I have no issues with the content of the second patch. However, snakebite
has changed the situation a little: We don't need more buildbots, we need
experts in AIX and HP-UX.

For DragonFlyBSD, NetBSD and OpenBSD we'd ideally need someone who reports the
OS bugs (there are a couple) upstream so that the bots finally turn green and
become useful.

So on fact the first paragraph of the patch is now a little outdated.

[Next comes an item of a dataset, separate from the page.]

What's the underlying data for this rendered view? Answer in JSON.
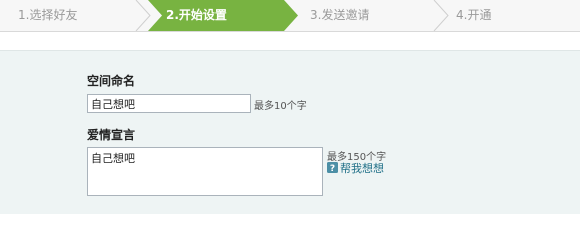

Given the current situation I think it would be more useful to add

http://mail.python.org/pipermail/python-dev/2012-September/121651.html

to the devguide.

> Before I take any time to update the patch, does anyone object
> to the location or intent of the changes?

Adding a new page to the devguide seems OK to me.  It makes the devguide bigger, but it can easily be ignored by developers/contributors if they are not interested.

Closing this issue since a newer issue #24440 addresses devguide documentation of installing and running a buildbot. Thanks to R. David Murray for submitting the patch to #24440.

Hmm.  You'd think I'd remember to search the bug tracker before opening a new issue :(.

I'll review this and make sure I've incorporated anything relevant from here into my patch when I've updated it.

I think the security information is useful, but based on Stefan's feedback I'll fix the language to be informative rather than cautionary.  I'll be updating the patch in the linked issue in the near future.